Wednesday, March 13, 2013

Barack Obama; "Prince Charming"

                                                       
After three weeks of "screaming wolf" over Sequestration, and having concluded his month long "Republican Demonization Tour", Obama came back to the capitol last week and is "making nice" with Republicans.  Last week he dined with key Republicans at a posh D.C. bistro, then the next day had Paul Ryan over for a tuna salad and chicken noodle soup lunch.

This week he's deigning to travel down Pennsylvania Avenue, to the capitol building and will share sweet tea and split pea soup with the Speaker of the House and other "grandma killers" from both the House and Senate.

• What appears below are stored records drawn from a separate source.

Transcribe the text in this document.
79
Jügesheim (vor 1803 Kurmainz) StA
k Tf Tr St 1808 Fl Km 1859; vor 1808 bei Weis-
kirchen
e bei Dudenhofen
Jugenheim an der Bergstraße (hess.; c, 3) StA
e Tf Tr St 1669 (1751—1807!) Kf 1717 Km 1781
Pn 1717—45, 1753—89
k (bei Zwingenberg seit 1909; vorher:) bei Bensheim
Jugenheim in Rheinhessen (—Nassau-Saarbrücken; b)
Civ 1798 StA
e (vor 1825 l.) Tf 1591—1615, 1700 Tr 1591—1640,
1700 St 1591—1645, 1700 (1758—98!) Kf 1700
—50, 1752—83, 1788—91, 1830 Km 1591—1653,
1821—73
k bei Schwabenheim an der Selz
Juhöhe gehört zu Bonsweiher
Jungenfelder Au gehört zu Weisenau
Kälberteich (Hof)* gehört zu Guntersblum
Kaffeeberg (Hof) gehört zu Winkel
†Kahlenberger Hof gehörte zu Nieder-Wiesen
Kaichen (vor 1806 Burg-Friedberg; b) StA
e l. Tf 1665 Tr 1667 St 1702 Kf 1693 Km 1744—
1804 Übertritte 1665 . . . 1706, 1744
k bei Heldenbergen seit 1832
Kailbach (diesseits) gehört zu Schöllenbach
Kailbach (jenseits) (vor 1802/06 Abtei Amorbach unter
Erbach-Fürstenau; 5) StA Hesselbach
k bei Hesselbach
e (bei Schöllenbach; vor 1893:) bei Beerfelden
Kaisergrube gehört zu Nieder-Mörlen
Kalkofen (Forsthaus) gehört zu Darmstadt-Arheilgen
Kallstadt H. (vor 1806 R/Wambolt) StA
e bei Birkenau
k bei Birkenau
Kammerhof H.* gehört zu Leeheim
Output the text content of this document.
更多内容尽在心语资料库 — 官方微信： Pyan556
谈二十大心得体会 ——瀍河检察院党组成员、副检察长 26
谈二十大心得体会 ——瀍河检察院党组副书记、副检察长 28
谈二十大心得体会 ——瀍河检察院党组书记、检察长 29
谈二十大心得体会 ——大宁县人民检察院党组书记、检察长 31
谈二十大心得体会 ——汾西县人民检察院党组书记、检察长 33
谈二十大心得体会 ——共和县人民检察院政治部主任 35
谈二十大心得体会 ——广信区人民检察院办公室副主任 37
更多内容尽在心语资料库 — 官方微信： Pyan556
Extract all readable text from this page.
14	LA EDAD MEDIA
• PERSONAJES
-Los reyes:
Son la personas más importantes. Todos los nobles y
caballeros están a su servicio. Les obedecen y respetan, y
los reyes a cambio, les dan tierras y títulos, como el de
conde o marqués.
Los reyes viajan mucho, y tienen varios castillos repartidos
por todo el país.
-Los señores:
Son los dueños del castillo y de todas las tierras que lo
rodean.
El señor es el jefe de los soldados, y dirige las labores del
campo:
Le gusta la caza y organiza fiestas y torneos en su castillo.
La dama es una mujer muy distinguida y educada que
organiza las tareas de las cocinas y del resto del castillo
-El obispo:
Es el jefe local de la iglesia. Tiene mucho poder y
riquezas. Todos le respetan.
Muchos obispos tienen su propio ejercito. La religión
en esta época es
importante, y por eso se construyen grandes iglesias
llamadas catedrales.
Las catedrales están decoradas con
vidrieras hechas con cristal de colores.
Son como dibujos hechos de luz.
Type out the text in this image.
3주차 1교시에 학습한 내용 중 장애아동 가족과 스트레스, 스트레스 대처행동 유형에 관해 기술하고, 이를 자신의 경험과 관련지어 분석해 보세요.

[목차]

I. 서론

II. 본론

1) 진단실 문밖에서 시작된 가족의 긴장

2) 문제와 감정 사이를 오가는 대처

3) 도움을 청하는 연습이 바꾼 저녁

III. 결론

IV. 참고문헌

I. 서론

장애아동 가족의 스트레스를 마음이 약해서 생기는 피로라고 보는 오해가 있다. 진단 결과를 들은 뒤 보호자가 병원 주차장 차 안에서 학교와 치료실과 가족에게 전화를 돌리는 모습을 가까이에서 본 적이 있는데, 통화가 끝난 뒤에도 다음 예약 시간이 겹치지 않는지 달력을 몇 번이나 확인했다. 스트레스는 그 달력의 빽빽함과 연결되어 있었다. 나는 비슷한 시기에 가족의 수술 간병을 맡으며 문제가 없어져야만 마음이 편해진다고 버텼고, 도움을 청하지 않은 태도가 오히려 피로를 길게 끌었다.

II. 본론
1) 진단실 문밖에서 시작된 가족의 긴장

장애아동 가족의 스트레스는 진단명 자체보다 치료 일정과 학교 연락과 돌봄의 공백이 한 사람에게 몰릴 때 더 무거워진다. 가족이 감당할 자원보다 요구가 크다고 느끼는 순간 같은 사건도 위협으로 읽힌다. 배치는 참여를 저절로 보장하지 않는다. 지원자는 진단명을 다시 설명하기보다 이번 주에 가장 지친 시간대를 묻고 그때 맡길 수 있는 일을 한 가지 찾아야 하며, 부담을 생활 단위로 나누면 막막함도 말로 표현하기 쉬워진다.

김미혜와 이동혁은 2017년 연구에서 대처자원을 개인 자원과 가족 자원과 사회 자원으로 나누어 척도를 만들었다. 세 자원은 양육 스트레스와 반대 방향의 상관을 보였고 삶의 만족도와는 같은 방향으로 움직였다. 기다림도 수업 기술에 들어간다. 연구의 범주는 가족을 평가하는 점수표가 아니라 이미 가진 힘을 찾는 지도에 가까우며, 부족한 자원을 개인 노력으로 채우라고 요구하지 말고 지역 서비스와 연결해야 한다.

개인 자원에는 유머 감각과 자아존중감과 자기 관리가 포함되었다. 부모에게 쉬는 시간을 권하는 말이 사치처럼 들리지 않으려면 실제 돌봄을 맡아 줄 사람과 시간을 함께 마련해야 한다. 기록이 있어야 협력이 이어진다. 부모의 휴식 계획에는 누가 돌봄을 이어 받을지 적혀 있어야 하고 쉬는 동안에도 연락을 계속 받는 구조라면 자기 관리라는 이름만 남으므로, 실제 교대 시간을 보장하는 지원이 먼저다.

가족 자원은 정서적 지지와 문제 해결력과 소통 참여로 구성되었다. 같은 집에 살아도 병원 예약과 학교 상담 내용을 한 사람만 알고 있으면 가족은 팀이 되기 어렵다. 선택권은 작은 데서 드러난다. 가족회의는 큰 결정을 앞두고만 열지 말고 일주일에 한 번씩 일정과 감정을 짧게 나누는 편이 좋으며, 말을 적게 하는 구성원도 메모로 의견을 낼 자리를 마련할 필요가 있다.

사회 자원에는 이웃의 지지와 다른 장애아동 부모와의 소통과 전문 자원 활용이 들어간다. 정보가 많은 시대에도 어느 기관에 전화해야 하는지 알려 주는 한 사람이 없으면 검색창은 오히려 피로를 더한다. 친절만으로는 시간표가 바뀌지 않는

Forgive me my skepticism but I just can't help but think that his polling staff took a look at that 9 point drop in his popularity polls and figured his  Sequestration "the sky is falling" tactics didn't set well with Americans.

So, Obama has, for the first time in four years, decided to exert a little executive leadership, descend from the Presidential throne, and hear what the peons have to say.

Is he sincere?  Well, frankly we won't know that until his next appearance at an NAACP convention.  If he stands in front of Jessie Jackson and Al Sharpton, et al, and begins speaking in ebonics about "white devils" you'll know his "charm crusade" was simply a ruse.  Conversely, if he begins to admonish Blacks for their 75% one parent households, and their 12 percent of the populace consuming 43% of every welfare dollar, and if he challenges Al and Jessie to march down the streets of South Side Chicago to protests last year's 516 street murders in that neighborhood, we just might be seeing "the new Barack".

Pardon me if I reserve judgement until he actually puts numbers to paper about what entitlement cuts he's willing to make.   I'll also want to see if, after that huge tax on the wealthy he got in January, if he's still coveting more hundreds of billions from the Middle Class.

He could really "seal the deal" if he would plant a size 12 shoe right in the center of Harry Reid's rear-end, tell that Black chick from Texas to remove her red ten gallon hat when in the Capitol rotunda and tell Nancy Pelosi he's cutting funding for that $15 million dollar rat preserve in Golden Gate Park in San Francisco.

All "princely ideas".  :)


1 comment:

Ken said...

Seriously doubt those wishes will come true. That I think is beyond any of those assholes in Washington. That place needs to be shaken out and new leadership installed and good luck with that wish. Wasn't 15 million just set aside to figure out why lesbians get fat?? I'm still wondering why I get fat and I'm still broke.